A world turned upside down
“Even the heavens cried,” an observer said of the rain at a memorial for Nelson Mandela in Johannesburg. I almost cried, when I learned Nelson Mandala had died because I remembered a place far away and long ago - South Africa.
Memories never die, they just fade away. Nothing is ever blotted out. I went to South Africa in search of travel and adventure. I remember the clear blue skies and mild weather of a Southern Africa winter in July. Southern Africa is in the southern hemisphere. My world was turned upside down.
In 1967, I made a long journey from a white university in Louisiana to a white university in South Africa. The Civil Rights Movement was just beginning in the deep South that I had left.
I had a teaching job in the Eastern Cape at Rhodes University in Grahamstown. The English colonized the Eastern Cape in 1820. English was the first language in the Eastern Cape. Rhodes University was named after the British imperialist, Cecil Rhodes.
South Africa was divided by language and race. The minority of whites or Europeans were divided between English and Afrikaans. The non-Europeans were divided between Xhosa, Zulu, Indian and others. Nelson Mandela was an Xhosa from the Eastern Cape.
The hostility and suspicion I encountered when I arrived in South Africa was my own fault. The conventional port of entry to South Africa from the United States or Europe is Johannesburg. I changed my plane ticket in Lisbon and arrived in South Africa at Windhoek, South-West Africa from Luanda in the Portuguese colony of Angola.

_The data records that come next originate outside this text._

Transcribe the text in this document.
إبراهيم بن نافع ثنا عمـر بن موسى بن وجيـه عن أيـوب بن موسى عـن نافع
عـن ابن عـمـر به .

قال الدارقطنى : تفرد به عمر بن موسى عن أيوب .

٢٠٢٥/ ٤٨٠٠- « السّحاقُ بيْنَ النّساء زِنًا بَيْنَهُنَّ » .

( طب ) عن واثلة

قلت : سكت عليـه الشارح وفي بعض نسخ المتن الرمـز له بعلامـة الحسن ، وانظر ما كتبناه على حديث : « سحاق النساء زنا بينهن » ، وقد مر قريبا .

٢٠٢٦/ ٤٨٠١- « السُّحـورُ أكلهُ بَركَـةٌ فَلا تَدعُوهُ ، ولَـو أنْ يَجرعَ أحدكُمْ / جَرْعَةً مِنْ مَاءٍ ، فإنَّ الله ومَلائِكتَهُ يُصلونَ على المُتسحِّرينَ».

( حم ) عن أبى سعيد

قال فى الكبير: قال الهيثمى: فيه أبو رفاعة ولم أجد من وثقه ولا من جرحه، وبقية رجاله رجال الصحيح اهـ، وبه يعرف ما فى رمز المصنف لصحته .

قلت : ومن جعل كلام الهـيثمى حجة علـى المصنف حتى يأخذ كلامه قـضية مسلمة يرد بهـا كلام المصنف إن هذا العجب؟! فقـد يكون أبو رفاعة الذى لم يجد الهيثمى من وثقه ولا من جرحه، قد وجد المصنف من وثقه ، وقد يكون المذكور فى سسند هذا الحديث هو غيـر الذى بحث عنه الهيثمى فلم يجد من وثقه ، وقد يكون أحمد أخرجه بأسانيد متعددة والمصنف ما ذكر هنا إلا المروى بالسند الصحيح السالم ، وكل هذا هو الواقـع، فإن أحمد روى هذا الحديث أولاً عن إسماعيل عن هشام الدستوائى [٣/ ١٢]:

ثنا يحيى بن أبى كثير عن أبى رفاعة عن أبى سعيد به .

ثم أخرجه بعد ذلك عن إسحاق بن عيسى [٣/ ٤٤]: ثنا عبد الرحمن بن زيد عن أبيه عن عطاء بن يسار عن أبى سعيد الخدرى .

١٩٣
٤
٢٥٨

In the 1960s South-West Africa was occupied by South Africa. It was disputed territory.
Today South-West Africa is a new country, Namibia. I had a lot of explaining to do before I was allowed to enter South Africa. My world was turned upside down.
When I went to South Africa, Nelson Mandela had been in prison five years. I was an outsider, an American, who observed apartheid or separateness, in an English speaking region of South Africa far from Capetown, Durban or Johannesburg.

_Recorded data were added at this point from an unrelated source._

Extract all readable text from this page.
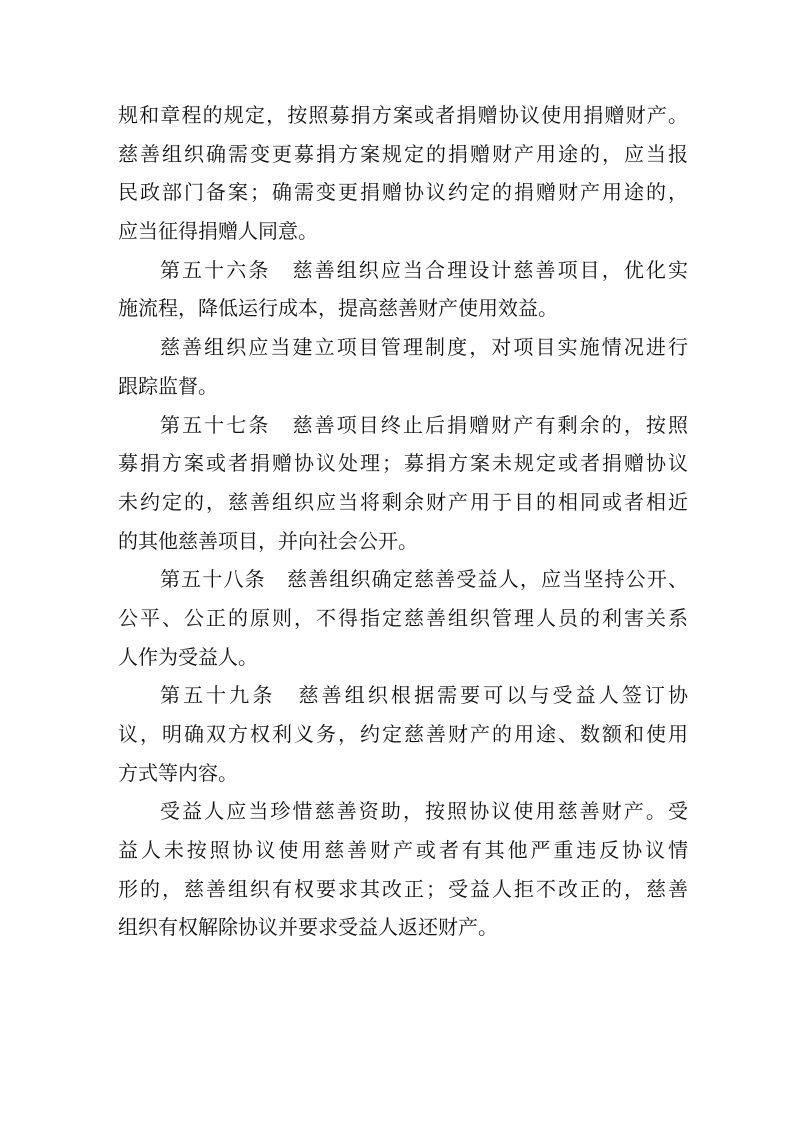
规和章程的规定，按照募捐方案或者捐赠协议使用捐赠财产。
慈善组织确需变更募捐方案规定的捐赠财产用途的，应当报
民政部门备案；确需变更捐赠协议约定的捐赠财产用途的，
应当征得捐赠人同意。
第五十六条　慈善组织应当合理设计慈善项目，优化实
施流程，降低运行成本，提高慈善财产使用效益。
慈善组织应当建立项目管理制度，对项目实施情况进行
跟踪监督。
第五十七条　慈善项目终止后捐赠财产有剩余的，按照
募捐方案或者捐赠协议处理；募捐方案未规定或者捐赠协议
未约定的，慈善组织应当将剩余财产用于目的相同或者相近
的其他慈善项目，并向社会公开。
第五十八条　慈善组织确定慈善受益人，应当坚持公开、
公平、公正的原则，不得指定慈善组织管理人员的利害关系
人作为受益人。
第五十九条　慈善组织根据需要可以与受益人签订协
议，明确双方权利义务，约定慈善财产的用途、数额和使用
方式等内容。
受益人应当珍惜慈善资助，按照协议使用慈善财产。受
益人未按照协议使用慈善财产或者有其他严重违反协议情
形的，慈善组织有权要求其改正；受益人拒不改正的，慈善
组织有权解除协议并要求受益人返还财产。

The police patrolled Grahamstown in pickup trucks with cages. Blacks without passes were arrested.
Blacks were allowed to work in Grahamstown although at night they were forced to return to their homes outside of the city.

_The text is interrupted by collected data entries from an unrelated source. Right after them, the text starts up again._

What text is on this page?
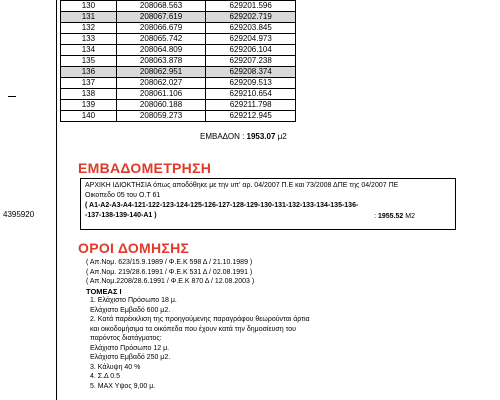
4395920
130	208068.563	629201.596
131	208067.619	629202.719
132	208066.679	629203.845
133	208065.742	629204.973
134	208064.809	629206.104
135	208063.878	629207.238
136	208062.951	629208.374
137	208062.027	629209.513
138	208061.106	629210.654
139	208060.188	629211.798
140	208059.273	629212.945
ΕΜΒΑΔΟΝ : 1953.07 μ2
ΕΜΒΑΔΟΜΕΤΡΗΣΗ
ΑΡΧΙΚΗ ΙΔΙΟΚΤΗΣΙΑ όπως αποδόθηκε με την υπ' αρ. 04/2007 Π.Ε και 73/2008 ΔΠΕ της 04/2007 ΠΕ
Οικοπεδο 05 του Ο.Τ 61
( Α1-Α2-Α3-Α4-121-122-123-124-125-126-127-128-129-130-131-132-133-134-135-136-
-137-138-139-140-Α1 )	: 1955.52 Μ2
ΟΡΟΙ ΔΟΜΗΣΗΣ
( Απ.Νομ. 623/15.9.1989 / Φ.Ε.Κ 598 Δ / 21.10.1989 )
( Απ.Νομ. 219/28.6.1991 / Φ.Ε.Κ 531 Δ / 02.08.1991 )
( Απ.Νομ.2208/28.6.1991 / Φ.Ε.Κ 870 Δ / 12.08.2003 )
ΤΟΜΕΑΣ Ι
1. Ελάχιστο Πρόσωπο 18 μ.
Ελάχιστο Εμβαδό 600 μ2.
2. Κατά παρέκκλιση της προηγούμενης παραγράφου θεωρούνται άρτια
και οικοδομήσιμα τα οικόπεδα που έχουν κατά την δημοσίευση του
παρόντος διατάγματος:
Ελάχιστο Πρόσωπο 12 μ.
Ελάχιστο Εμβαδό 250 μ2.
3. Κάλυψη 40 %
4. Σ.Δ 0.5
5. ΜΑΧ Υψος 9,00 μ.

Fear had replaced hope in South Africa. A few whites had the courage to oppose apartheid, the university teacher I replaced was one of them.
I asked if he had been tortured in prison. He said, “They deprived me of sleep.”
I remember watching a demonstration against apartheid. A group of whites with signs were marching in a circle in front of the Anglican Cathedral. An outer ring of police were taking photographs of the marchers. The protest was not mentioned in the newspaper or radio news. South Africa did not have television until 1976.
Nelson Mandela was in prison for 27 years. He led his country in a peaceful transition to a multiracial society. He wasn’t interested in black supremacy. South Africa narrowly avoided a civil war. In 1994, he was elected president of a new South Africa.
Nelson Mandela believed that if people could be taught to hate, they could learn to love. For love is more natural to the human spirit than hate. He had the greatest qualities of the human spirit, courage, compassion, endurance, and forgiveness. He said, “We are one people. We are one nation. We are all South Africans.”
His legacy is an inspiration to all people who cherish liberty, justice, and peace - all over the world.
My father was born in Canada. My wife and I teach English to immigrants from Burma, Bhutan, Thailand, China, Japan, Mexico, and EI Salvador. We are one people.
There are no red states or blue states. We are one people regardless of color, age, politics, economic status, or country of origin. As Americans we must be thankful for the things we have that we want and thankful for the things we don’t have that we don’t want.
We are one people, one country, one world.